Five Posts on Polygraphs: A Summary

This introduction curates the next five posts. My name is Dr. Vera Wilde, and I’m a transparency activist and polygraph researcher. I hold a Ph.D in American Politics from the University of Virginia, and was also the appellant in Sack v. DOD, a 2016 federal appellate court ruling authored by Judge Brett Kavanaugh. (As a sidenote: Information environment overload, urgency, and other factors mean that it makes most sense to publish this all now and hope the message gets where it needs to go instead of going to gatekeepers, if it needs to get somewhere…)

The first of these posts, “Deference to Deception,” is about how Kavanaugh’s judicial history as a judge shows he would compromise the independent judiciary. He exhibited undue deference to a dishonest executive branch in Sack v. DOD (2016), one of my polygraph open records cases. He wrote an opinion for the majority granting DOD’s request to maintain secrecy because they call polygraphs an important tool for law enforcement. But the scientific consensus for ninety years has been that polygraphs are unreliable. This suggests Kavanaugh would be a dysfunctional Supreme Court Justice when it comes to checking abusive executive branch power, because he failed to do so in the past.

The second, “Deceiving Due Process: Polygraphs Put Junk Science in the Limelight,” is about how polygraphs continue to play a central role in this national saga. That’s wrong, because they’re junk science. Polygraphs don’t belong anywhere near important issues. Yet people on both sides of the aisle continue to be guilty of using polygraphs for their purposes when it serves them, and then suddenly remembering that they’re unreliable when it doesn’t. That’s also how polygraph programs sometimes seem to work in several agencies: They provide cover to target people under falsely neutral, scientific pretenses.

The third, “Bad Apples and Bad Barrels: Bias and Corruption in Polygraphy,” summarizes my original research. Polygraphs are vulnerable to bias, abuse, and fraud. As anti-corruption programs, they backfire. There’s a government office—the Government Accountability Office (GAO)—that helps address such problems. They just need one Congressperson to ask them to do it.

The fourth, “Truth Matters: The way polygraphs are currently being used in politics, everyone loses,” takes a broader view of why, if polygraphs are junk science and Kavanaugh defended them as a federal judge, everyone loses no matter what happens next in his confirmation hearings. If the Democrats succeed in blocking the nomination because one of Kavanaugh’s accusers passed a polygraph test, everyone loses because junk science affected national politics. Conversely, if the Republicans succeed in ramming the confirmation through before the midterms, the newest Supreme Court Justice will be one who knowingly let the executive branch lie in Court and bowed down to, instead of balancing, its abuse of power in the polygraph case Sack v. DOD.

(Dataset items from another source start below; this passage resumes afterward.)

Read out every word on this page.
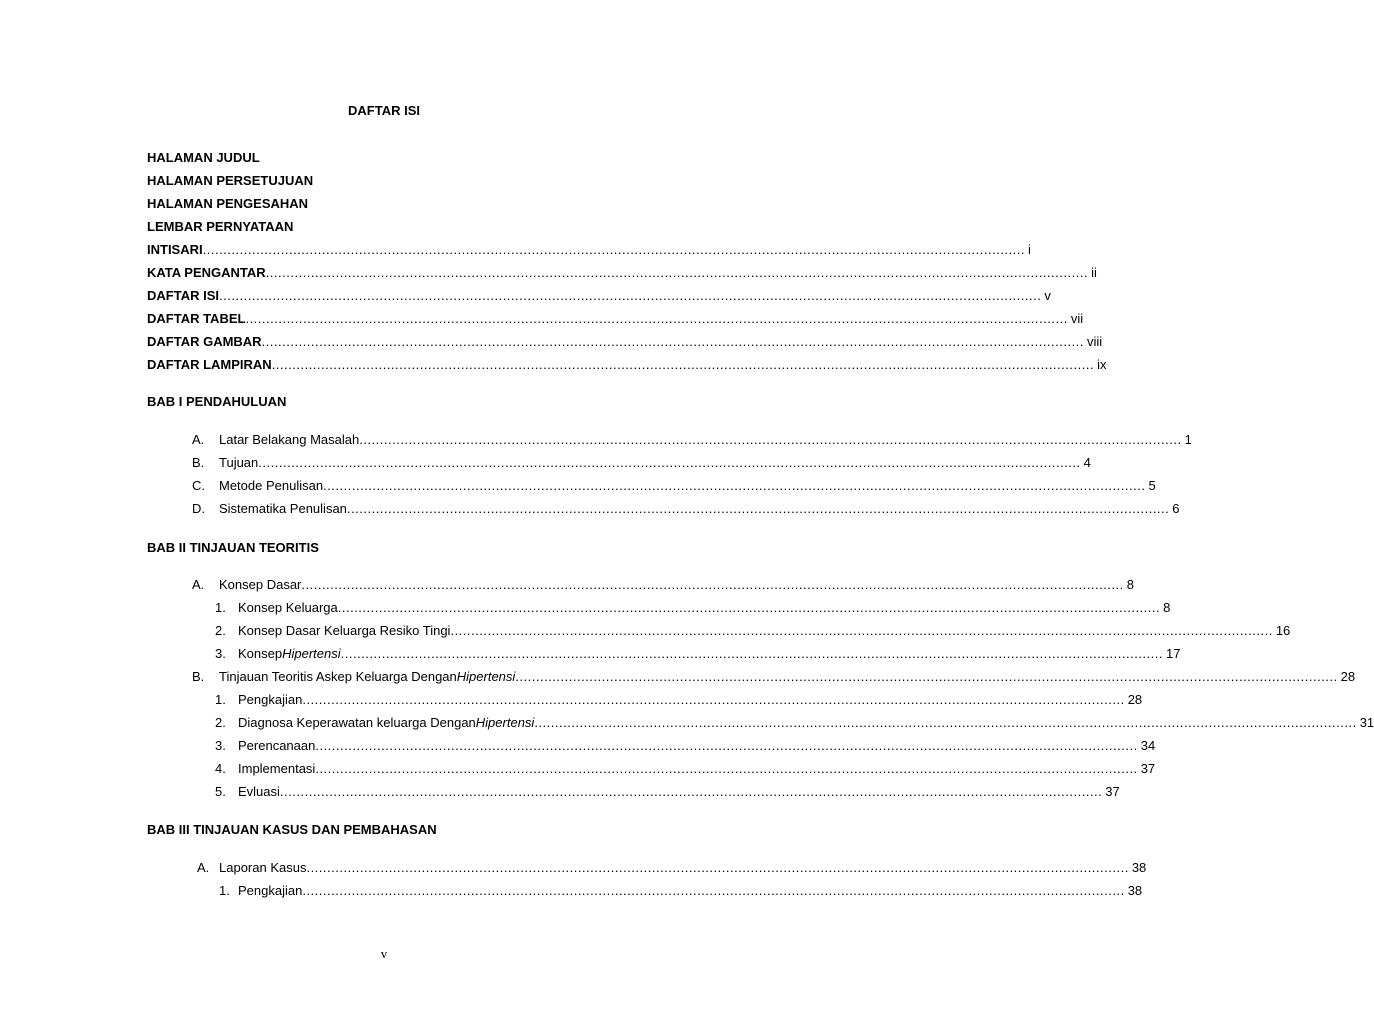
DAFTAR ISI
HALAMAN JUDUL
HALAMAN PERSETUJUAN
HALAMAN PENGESAHAN
LEMBAR PERNYATAAN
INTISARI ........................................................................................................................................................................................................ i
KATA PENGANTAR ........................................................................................................................................................................................................ ii
DAFTAR ISI ........................................................................................................................................................................................................ v
DAFTAR TABEL ........................................................................................................................................................................................................ vii
DAFTAR GAMBAR ........................................................................................................................................................................................................ viii
DAFTAR LAMPIRAN ........................................................................................................................................................................................................ ix
BAB I PENDAHULUAN
A.	Latar Belakang Masalah ........................................................................................................................................................................................................ 1
B.	Tujuan ........................................................................................................................................................................................................ 4
C.	Metode Penulisan ........................................................................................................................................................................................................ 5
D.	Sistematika Penulisan ........................................................................................................................................................................................................ 6
BAB II TINJAUAN TEORITIS
A.	Konsep Dasar ........................................................................................................................................................................................................ 8
1. Konsep Keluarga ........................................................................................................................................................................................................ 8
2. Konsep Dasar Keluarga Resiko Tingi ........................................................................................................................................................................................................ 16
3. Konsep Hipertensi ........................................................................................................................................................................................................ 17
B.	Tinjauan Teoritis Askep Keluarga Dengan Hipertensi ........................................................................................................................................................................................................ 28
1. Pengkajian ........................................................................................................................................................................................................ 28
2. Diagnosa Keperawatan keluarga Dengan Hipertensi ........................................................................................................................................................................................................ 31
3. Perencanaan ........................................................................................................................................................................................................ 34
4. Implementasi ........................................................................................................................................................................................................ 37
5. Evluasi ........................................................................................................................................................................................................ 37
BAB III TINJAUAN KASUS DAN PEMBAHASAN
A. Laporan Kasus ........................................................................................................................................................................................................ 38
1. Pengkajian ........................................................................................................................................................................................................ 38
v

And the fifth is an open letter to apparent swing Senators on the Kavanaugh confirmation vote. If other people think it’s right and important, then they’re gratefully welcome to use the same sorts of arguments to reach out to the same sorts of people. A swing Senator—whose political trajectory will be forever affected by how he or she votes on the Kavanaugh nomination—should step back after making this decision, and recognize that junk science adversely affects national politics. Ask GAO to audit federal polygraph programs for bias and efficacy. Bring science back.

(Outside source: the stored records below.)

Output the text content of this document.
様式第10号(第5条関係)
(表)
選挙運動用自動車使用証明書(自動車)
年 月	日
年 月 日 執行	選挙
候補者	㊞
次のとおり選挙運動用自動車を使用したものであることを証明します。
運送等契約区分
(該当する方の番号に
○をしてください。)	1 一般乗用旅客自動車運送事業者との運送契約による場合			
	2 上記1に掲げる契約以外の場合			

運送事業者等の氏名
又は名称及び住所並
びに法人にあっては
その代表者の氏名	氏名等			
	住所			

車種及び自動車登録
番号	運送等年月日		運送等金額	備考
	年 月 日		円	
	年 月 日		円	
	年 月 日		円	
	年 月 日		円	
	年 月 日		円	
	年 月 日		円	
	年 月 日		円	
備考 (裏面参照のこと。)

A sixth post is implied, agitating for better institutions to imbue policy with science. It was unclear to whom one would address such agitation, however, if not to the people who authorize public institutions in a liberal democratic society. And how that might work in an anti-intellectual democratic society deepens the puzzle. One cannot simply call for a revolution of scientists, for scientific institutions, too, are vulnerable to corruption—and scientists to human error.

However, as a growing cadre of people are noticing, the corruption entrenching all of our most dire collective action problems as a civilization today is not an information problem. From climate change and mass surveillance to campaign finance reform and drug policy, contemporary institutions failing to integrate scientific evidence into public policy is the number one threat to humanity among other species. If we channeled a little bit of the resources America currently spends on national security into solving this problem—which is also in itself a national security and fiscal responsibility problem—then it would pay dividends in savings and in lives.